Crews flew in a CH-149 Cormorant military helicopter used in air and sea rescues to locate the two skiers stranded between Shames Mountain and Mount Remo on Sunday, Feb. 10. (Black Press file photo)

Terrace SAR, military coordinate joint late-night backcountry rescue

Two skiers were stranded on a mountain ridge Saturday night

Terrace Search and Rescue coordinated with the Royal Canadian Air Force’s search and rescue squadron, based at Comox on Vancouver Island, to mount a dramatic rescue of two skiers stranded in the Shames Mountain backcountry late Saturday night, Feb. 9.

The skiers left from Shames Mountain earlier that morning to travel through the backcountry to Anderson Cabin. After trekking 20 kilometres over 12 hours, they found themselves stuck on the northeast side of Mount Amsbury, along the Repeater Ridge.

“We had to go along other ridges, and one of them was 500 metres high with an angle of 35 degrees, and it was all ice,” says Félix Cauffopé, one of the two skiers.

“Any little mistakes or bad luck going up that ridge would have sent us down into really steep slopes, into drainages, and that would have been fatal.”

As the sun set and temperatures dropped below -20 C, the skiers’ situation became dire. They were able to radio to a third party, who then called Terrace SAR around 6:30 p.m. for help.

Terrace Search and Rescue vice-president Dave Jephson says the original plan was to send in a crew that would ski on the ridgeline for two to four hours to try and find the two skiers, but the lack of light made it difficult for avalanche technicians to properly assess the risk, and it was too dangerous for SAR technicians to conduct the rescue on foot.

The second option then was to fly in with a local helicopter in the morning, but because the skiers were not prepared to safely spend the night on the mountain in freezing temperatures, Jephson says the situation turned “grave.”

“We feel they made an error in expectations and didn’t have the correct equipment or the knowledge to be on top of the mountain,” he says.

“You need to take enough supplies to survive a night or two out there in case something goes wrong. Here’s a perfect example — they started out on their trip, it ended up being worse conditions than they thought, they got trapped halfway and had nothing to prepare themselves. Always prepare and plan for the worst.”

To keep warm until rescue crews arrived, Cauffopé says they created a shelter underneath a cabin using sleeping bags and blankets to shield themselves from the weather after discovering the front door was blocked.

They also lit a fire, though it was difficult to keep it going with the high winds. Mild hypothermia and frostbite had begun to set in.

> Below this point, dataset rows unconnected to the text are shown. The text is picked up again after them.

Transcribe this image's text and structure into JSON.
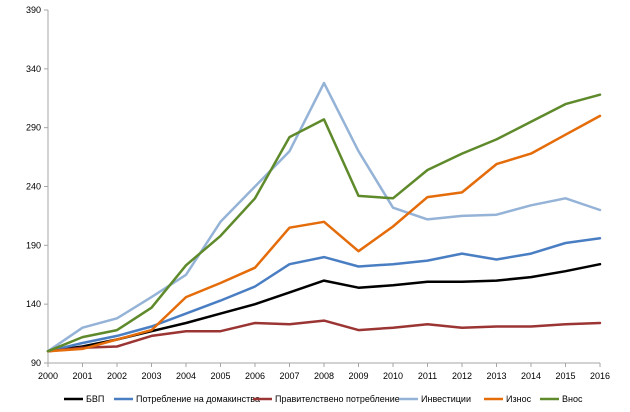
{
  "chart_data": {
    "type": "line",
    "title": "",
    "xlabel": "",
    "ylabel": "",
    "ylim": [
      90,
      390
    ],
    "yticks": [
      90,
      140,
      190,
      240,
      290,
      340,
      390
    ],
    "grid": false,
    "legend": "bottom",
    "categories": [
      "2000",
      "2001",
      "2002",
      "2003",
      "2004",
      "2005",
      "2006",
      "2007",
      "2008",
      "2009",
      "2010",
      "2011",
      "2012",
      "2013",
      "2014",
      "2015",
      "2016"
    ],
    "series": [
      {
        "name": "БВП",
        "color": "#000000",
        "values": [
          100,
          104,
          110,
          117,
          124,
          132,
          140,
          150,
          160,
          154,
          156,
          159,
          159,
          160,
          163,
          168,
          174
        ]
      },
      {
        "name": "Потребление на домакинства",
        "color": "#4a7ec3",
        "values": [
          100,
          107,
          113,
          121,
          132,
          143,
          155,
          174,
          180,
          172,
          174,
          177,
          183,
          178,
          183,
          192,
          196
        ]
      },
      {
        "name": "Правителствено потребление",
        "color": "#9b3533",
        "values": [
          100,
          103,
          104,
          113,
          117,
          117,
          124,
          123,
          126,
          118,
          120,
          123,
          120,
          121,
          121,
          123,
          124
        ]
      },
      {
        "name": "Инвестиции",
        "color": "#95b3d7",
        "values": [
          100,
          120,
          128,
          146,
          165,
          210,
          240,
          270,
          328,
          270,
          222,
          212,
          215,
          216,
          224,
          230,
          220
        ]
      },
      {
        "name": "Износ",
        "color": "#e46c0a",
        "values": [
          100,
          102,
          110,
          118,
          146,
          158,
          171,
          205,
          210,
          185,
          206,
          231,
          235,
          259,
          268,
          284,
          300
        ]
      },
      {
        "name": "Внос",
        "color": "#5f8a2b",
        "values": [
          100,
          112,
          118,
          137,
          173,
          198,
          230,
          282,
          297,
          232,
          230,
          254,
          268,
          280,
          295,
          310,
          318
        ]
      }
    ]
  }
}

READ MORE: SAR extracts injured skier from Onion Lake

A call was made to RCMP, who requested support from Joint Rescue Coordination Centre (JRCC) in Victoria, who then called in search and rescue technicians from the Canadian Forces Base (CFB) in Comox, B.C. Terrace SAR can coordinate with military personnel if a helicopter is needed to assist in a life-threatening, late night rescue.

“There’s no one here locally who can fly at night…[CFB Comox] have night-time navigation aids, and when they leave their base they leave with everything,” says Terrace SAR president Dwayne Sheppard.

READ MORE: Trapped skier saved in late-night backcountry rescue

“They made the judgment call, and we agreed that this could end with loss of life or frostbite.”

A crew of five flew from Comox to Terrace in a CH-149 Cormorant helicopter used for air and sea rescues. Sheppard estimated it took at least two hours for the aircraft to travel from Comox to Terrace.

The two skiers were located just after midnight on Feb. 10. and the pilot was able to successfully land, retrieve the skiers and flew them to the Northwest Regional Airport. BC Ambulance Services transferred them to Mills Memorial Hospital. Both were treated for hypothermia, one for frostbite. The two were released later that morning and are recovering from their experience.

“The conditions were perfect in the sense that there were clear skies, the JRCC crew were not on another mission…it is not their mandate to do this,” Jephson says. “Phenomenal skills of the search and rescue technicians, we’re very fortunate that in B.C. we do have that resource so close to us to assist.”